Marcus blew out another sigh. “I am sorry, but I don’t see any other option. You must accompany me to London. All three of you.”
Evelyn froze.
“I am well aware that this was not the understanding, and that we’ve already hashed it out for a second time. But Evelyn, I fail to see—”
“I will not, Mr. Hartley.”
Her eyes were lit with fire, her words wounded and thick with hauteur.
“Think of your niece,” he said sternly. “Surely she doesn’t deserve a mother with such a reputation.”
“I will handle it,” Evelyn said airily, reaching over to pet her collie.
“You?” Marcus said, with not a small amount of skepticism.
Her eyes snapped back to him, deathly cold.
“You think me incapable?”
“It’s nothing to do with what I think,” he said, softening his tone. “It’s what is logically the soundest course of action. Which is to remove Mrs. Wolfenden from the source of the temptation.”
“Logically sound course of action?” she repeated in disbelief. “Mr. Hartley. This is my family. I know her, and you do not.”
“And do you know this Wright?” he growled, angry now. “Even as you claim him to be above reproach, as he carries on with the widow of his former employer?”
“My father is his employer,” she interjected. “Never my brother.”
But Marcus was not done.
“You think because Mrs. Wolfenden is silly and your butler appropriately subservient that there’s no world in which he might have encouraged these attentions and allowed her to compromise herself?”
Marcus was seething now, picturing the faces of the many women who had sought him out over the years, the consequences of their past recreational activities weighing heavily on their bodies and minds, and indeed, on their very lives. He could see the fear in their eyes, the shame in their hunched shoulders.
Evelyn’s lashes fluttered, but she remained still, her shoulders squared, hands folded in her lap as if in challenge: I will not lose this.
“Well. You may have nothing to say to that, no worldly experiences of which to speak, but trust me in that I’ve had more than enough to know what’s afoot here, and what shall come to pass without intervention.”
“I am not—”
“Think back to when we first met, darling wife.” The last words came out as a taunt.
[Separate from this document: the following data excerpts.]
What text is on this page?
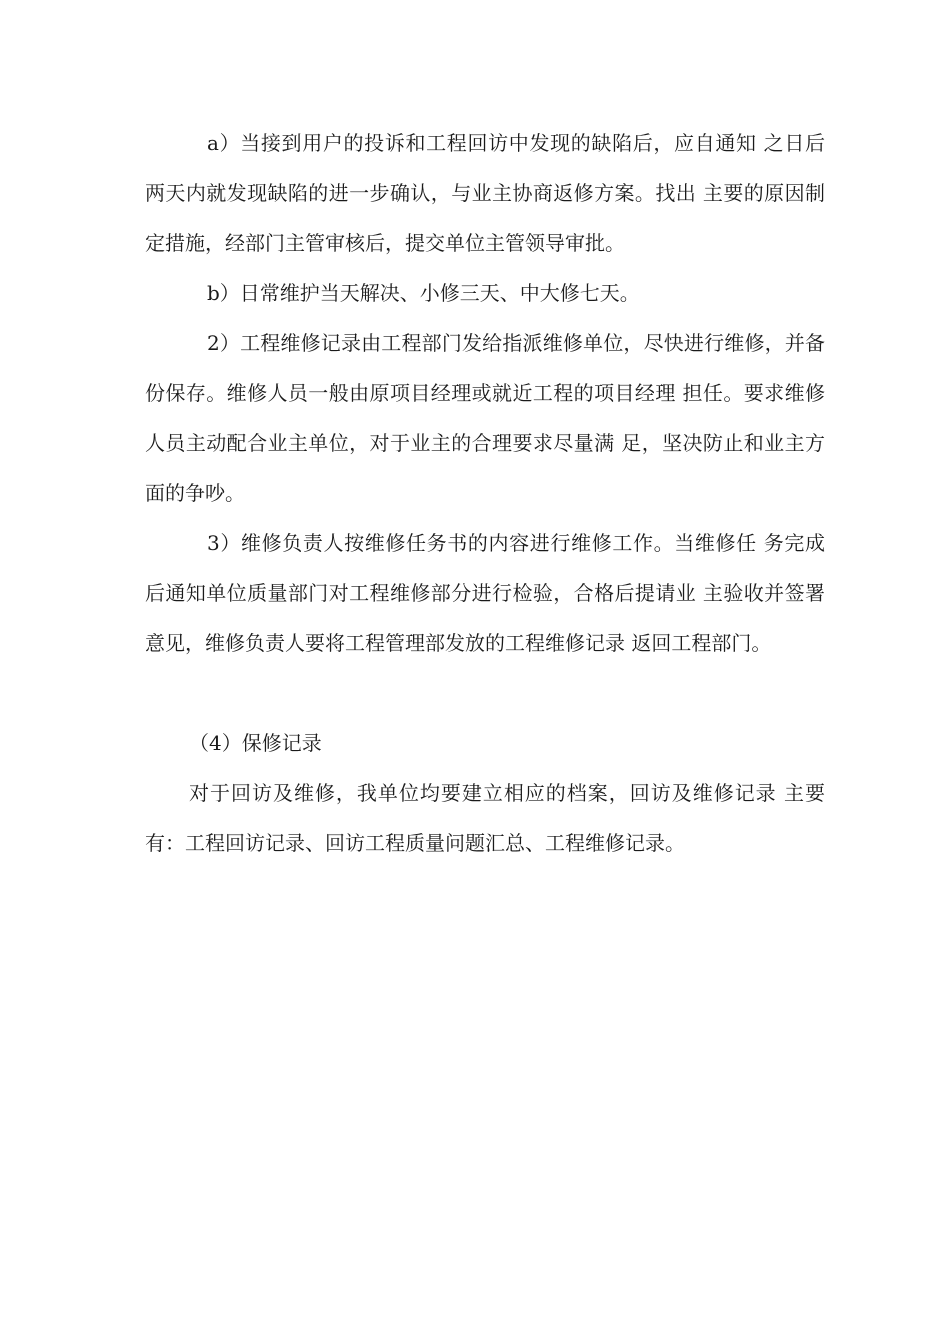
a）当接到用户的投诉和工程回访中发现的缺陷后，应自通知 之日后两天内就发现缺陷的进一步确认，与业主协商返修方案。找出 主要的原因制定措施，经部门主管审核后，提交单位主管领导审批。

b）日常维护当天解决、小修三天、中大修七天。

2）工程维修记录由工程部门发给指派维修单位，尽快进行维修，并备份保存。维修人员一般由原项目经理或就近工程的项目经理 担任。要求维修人员主动配合业主单位，对于业主的合理要求尽量满 足，坚决防止和业主方面的争吵。

3）维修负责人按维修任务书的内容进行维修工作。当维修任 务完成后通知单位质量部门对工程维修部分进行检验，合格后提请业 主验收并签署意见，维修负责人要将工程管理部发放的工程维修记录 返回工程部门。

（4）保修记录

对于回访及维修，我单位均要建立相应的档案，回访及维修记录 主要有：工程回访记录、回访工程质量问题汇总、工程维修记录。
He instantly regretted it, for she reared back as surely as if he’d shouted at her.
“I… I apologize—” he stuttered.
She would not have it.
“As I said.” She made a show of smoothing her skirts, avoiding his gaze. “I know my family. You do not. In fact, I would surmise that you know them as little as you know the rest of your constituency.”
Now she looked up, her eyes blazing, her lovely mouth pressed into a hard line.
“I beg your pardon?”
“Ignorant of our goat willow, our sad cakes. Why, it’s no surprise I could not place you when first we met, since you seem so keen to mention the occasion. I did not know you because you have no local presence or connections to speak of. Why, you spend nearly the entire year in London! Do not correct me, for I asked Mrs. Gill. She told me.”
Marcus swallowed, stunned by both the accuracy of the charge and the venom with which it was leveled. Et tu, Mrs. Gill? Betrayed by his own housekeeper.
They rambled on down the road, the sounds of hoofbeats and the rattling carriage filling the silence between them.
Milburga sneezed.
“You have my measure, it seems,” Marcus said flatly.
Something in Evelyn’s face faltered for a moment as her brows drew together. But just as quickly as it had come, she schooled the woeful expression away. Once more she tipped her chin upward as she looked at him askance.
“Very well,” he said, turning to look out the window. “I shall leave for London tomorrow. Alone. I’ll expect you to have everything well in hand when I return.”
“Which will be…?”
Her voice was smaller than he’d ever heard it, and damn it but his heart tightened. Still, he could not summon the words to apologize, not when she’d struck such a low blow.
“Who’s to say?”
They sat in silence for the rest of the drive.